Knockers, the latest from “LGBTQ+ entertainment” streaming platform World of Wonder, revives the sexist atmosphere of the Eighties working men’s club circuit. The premise makes the average Carry On film look like Coriolanus: “straight dudes” strap on grotesquely inflated breasts and compete for cash and prizes. It is fronted by Jimbo, a self-styled “big-titted drag clown”, best known for appearances on RuPaul’s Drag Race.
Promotional clips show the 43-year-old performer, real name James Insell, giggling as he jiggles “comedically” large prosthetic breasts adorned with pink tassels. The bulbous rubber rack is his trademark; in one BBC-aired Drag Race skit he pounds them until cream spurts out, before unzipping his PVC outfit to fish out a cherry. This grotesque caricature of the female body is met with hoots of approval from an overwhelmingly gay male audience.
Sadly, this is not the first time I have encountered this performer. He set the scene for a chapter in my book Pornocracy, which examines how pornography underpins the idea that “women” are a costume to be worn by men, whether for humor or as the fulfillment of a sexual fantasy. As my co-author Robert Jessel and I argue, while drag has always had a woman problem, its latest porn-saturated iteration makes no pretense of being anything other than the monetized sexual humiliation of women.
Today’s drag is a world away from the caustic wit of performers such as Lily Savage. What remains is entertainment stripped to its lowest common denominator: visual shock, bodily exaggeration, and clips engineered for frictionless circulation on social media. In this, it borrows not just the aesthetic of pornography but its logic too.
And yet drag remains beyond reproach. Whether in libraries or on prime-time television, gay male culture has been flattened into “drag”, and a notably American form at that. Criticism is waved away as puritanical, faintly homophobic, embarrassingly unsophisticated. It is low-status to notice that such performances are about as enlightened as the The Black and White Minstrel Show was anti-racist or that, like their more sober cousin transgenderism, they rest on crude, sexist stereotypes.
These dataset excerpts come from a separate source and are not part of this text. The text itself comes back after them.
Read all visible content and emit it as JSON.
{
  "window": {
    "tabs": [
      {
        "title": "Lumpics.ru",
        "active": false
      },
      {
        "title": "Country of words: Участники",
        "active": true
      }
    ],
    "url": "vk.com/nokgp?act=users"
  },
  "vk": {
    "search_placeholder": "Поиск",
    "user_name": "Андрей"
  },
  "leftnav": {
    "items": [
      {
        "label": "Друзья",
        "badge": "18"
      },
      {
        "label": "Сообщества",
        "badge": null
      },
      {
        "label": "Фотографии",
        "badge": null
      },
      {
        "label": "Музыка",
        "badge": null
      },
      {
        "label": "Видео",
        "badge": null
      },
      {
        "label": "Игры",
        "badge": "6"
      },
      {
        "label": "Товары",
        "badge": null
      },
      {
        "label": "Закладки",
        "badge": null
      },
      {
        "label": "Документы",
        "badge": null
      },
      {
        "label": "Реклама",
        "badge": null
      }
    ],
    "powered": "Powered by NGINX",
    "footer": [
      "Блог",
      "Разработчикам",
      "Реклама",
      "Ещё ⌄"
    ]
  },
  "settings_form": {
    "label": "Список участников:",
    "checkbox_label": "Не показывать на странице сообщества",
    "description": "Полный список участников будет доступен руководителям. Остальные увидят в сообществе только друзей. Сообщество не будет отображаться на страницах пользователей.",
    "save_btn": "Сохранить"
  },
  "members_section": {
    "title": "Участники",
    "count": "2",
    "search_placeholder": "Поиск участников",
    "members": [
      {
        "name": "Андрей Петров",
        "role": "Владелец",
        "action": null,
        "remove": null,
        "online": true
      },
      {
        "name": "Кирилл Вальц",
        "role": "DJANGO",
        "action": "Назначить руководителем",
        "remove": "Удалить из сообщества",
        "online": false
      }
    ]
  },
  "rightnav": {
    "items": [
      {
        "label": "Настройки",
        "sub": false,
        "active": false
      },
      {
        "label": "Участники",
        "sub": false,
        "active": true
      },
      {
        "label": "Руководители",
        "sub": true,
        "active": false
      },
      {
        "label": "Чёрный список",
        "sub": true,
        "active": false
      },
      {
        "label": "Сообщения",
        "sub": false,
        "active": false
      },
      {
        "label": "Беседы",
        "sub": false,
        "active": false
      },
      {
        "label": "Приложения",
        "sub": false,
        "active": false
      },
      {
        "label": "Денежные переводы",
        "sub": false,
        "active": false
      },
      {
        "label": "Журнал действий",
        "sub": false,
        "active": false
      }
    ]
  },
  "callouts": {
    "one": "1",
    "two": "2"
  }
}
But sexual indifference to women is not the same as respect. As Gareth Roberts notes in his book Gay Shame, some gay men harbor a resentment towards women, who are perceived as having their pick of men. What better way to get revenge than by ridiculing the female body under the guise of entertainment?
That gay male misogynists should take up the baton from the club comics of old is not entirely surprising. Bigotry is readily excused when it comes from those deemed to be on the right side of history.
You can see the same reflex elsewhere. Parts of the contemporary Left now make common cause with Islamist groups whose views on women and homosexuality would once have been considered anathema. The reasoning is simple: those expressing such views are classified as oppressed, and so are held to a different standard. Once, that would have been understood as the definition of bigotry.
In these cases, prejudice is waved through under the protective cover of identity politics, where who is speaking matters more than what is being said. The result is not progress, but a double standard so blatant it would be funny were it not so corrosive.
And so we return to the same tired gag: women’s bodies as public property, ripe for ridicule. But who cares? After all, it is only nasty, frigid feminazis who fail to get the joke.